Most homebuyers didn't move very far during the COVID-19 pandemic

The COVID-19 pandemic forced many Americans to re-evaluate where they live. As more companies allowed employees to work remotely, living close to the office is no longer a priority for many.

That new-found freedom meant millions of Americans chose to relocate during the pandemic, though a recent survey from the real estate firm Knock, finds they didn’t go very far.

“Despite the buzz and the reports to the contrary, most people actually did not move cross country,” Knock co-founder and CEO Sean Black told Yahoo Finance Live. “Of those who bought houses last year, almost 60% moved to a new city within their existing state.”

The survey of some 2,000 homeowners revealed that younger people did the majority of the moving during the pandemic. Fifty-eight percent of those who moved from April to December in 2020 were either millennials or Gen Z, a trend Black expects to continue through at least this year.

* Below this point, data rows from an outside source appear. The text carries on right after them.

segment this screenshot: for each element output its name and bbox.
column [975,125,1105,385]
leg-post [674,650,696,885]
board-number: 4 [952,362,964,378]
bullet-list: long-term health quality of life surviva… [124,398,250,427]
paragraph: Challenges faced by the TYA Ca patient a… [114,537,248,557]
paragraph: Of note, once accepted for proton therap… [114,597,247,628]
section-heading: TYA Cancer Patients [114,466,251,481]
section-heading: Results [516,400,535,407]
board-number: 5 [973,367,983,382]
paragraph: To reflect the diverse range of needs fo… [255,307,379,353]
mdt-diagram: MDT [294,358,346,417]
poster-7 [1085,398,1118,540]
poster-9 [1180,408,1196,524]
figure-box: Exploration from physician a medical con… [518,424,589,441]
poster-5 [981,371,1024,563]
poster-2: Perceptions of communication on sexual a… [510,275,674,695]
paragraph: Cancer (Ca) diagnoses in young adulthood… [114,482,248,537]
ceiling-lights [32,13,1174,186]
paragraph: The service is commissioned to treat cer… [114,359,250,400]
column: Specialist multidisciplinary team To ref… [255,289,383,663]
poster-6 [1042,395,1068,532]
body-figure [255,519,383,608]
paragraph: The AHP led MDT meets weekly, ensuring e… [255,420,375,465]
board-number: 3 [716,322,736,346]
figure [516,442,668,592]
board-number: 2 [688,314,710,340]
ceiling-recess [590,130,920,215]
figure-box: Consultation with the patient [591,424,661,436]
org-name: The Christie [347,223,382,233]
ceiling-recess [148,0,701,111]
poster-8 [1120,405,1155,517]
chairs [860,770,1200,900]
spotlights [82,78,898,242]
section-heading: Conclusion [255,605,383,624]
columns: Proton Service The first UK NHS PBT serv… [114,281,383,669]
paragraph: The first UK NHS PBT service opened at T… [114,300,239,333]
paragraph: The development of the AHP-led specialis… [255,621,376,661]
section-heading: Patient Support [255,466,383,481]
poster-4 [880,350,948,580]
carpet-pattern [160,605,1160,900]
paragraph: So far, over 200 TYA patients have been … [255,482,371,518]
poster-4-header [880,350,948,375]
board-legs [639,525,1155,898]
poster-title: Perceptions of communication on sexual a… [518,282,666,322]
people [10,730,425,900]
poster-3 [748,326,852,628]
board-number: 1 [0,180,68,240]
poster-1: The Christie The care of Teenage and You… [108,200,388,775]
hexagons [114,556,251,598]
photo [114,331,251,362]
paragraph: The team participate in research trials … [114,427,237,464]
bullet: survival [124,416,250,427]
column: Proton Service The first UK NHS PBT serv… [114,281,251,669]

As expected, more space was a top priority, according to the Knock survey. Homeowners preferred larger homes where they can work and play with perks like an office, chef’s kitchen, and exercise room.

"Rather than moving across the country, they're moving to less-populated areas, suburban areas, and smaller cities. In fact, overwhelmingly, 40% moving to cities with fewer than 10,000 people, so taking the social distancing to an extreme,” said Black.

According to the survey the top-10 destinations for relocating homeowners during the pandemic were: Camden, NJ, Ogden, Utah, New Brunswick, NJ, Virginia Beach, Va., Boise City, Idaho, Provo, Utah, Riverside, Calif., Sacramento, Calif., Tulsa, Okla., and Elgin, Il.

In many parts of the country, prospective homebuyers are expected to be met with rising home prices. An unprecedented shortage of available homes for sale has sparked bidding wars for many properties, which in turn has pushed prices higher. Home prices are rising at the fastest pace since 2006, according to the National Association of Realtors (NAR). The median existing-home price in April 2021 was a record $341,600 and the NAR expects home prices to grow by 8% in 2021 and by 5.5% in 2022.

“We have, at any given time right now, 70 to 100 buyers who are just trying to find a home,” said Black. “They're fully pre-approved to do what we call a Knock Home Swap, but they're challenged to find a home. We don't see that easing up in the foreseeable future with rates staying low and the Fed promising to keep it that way for some time.”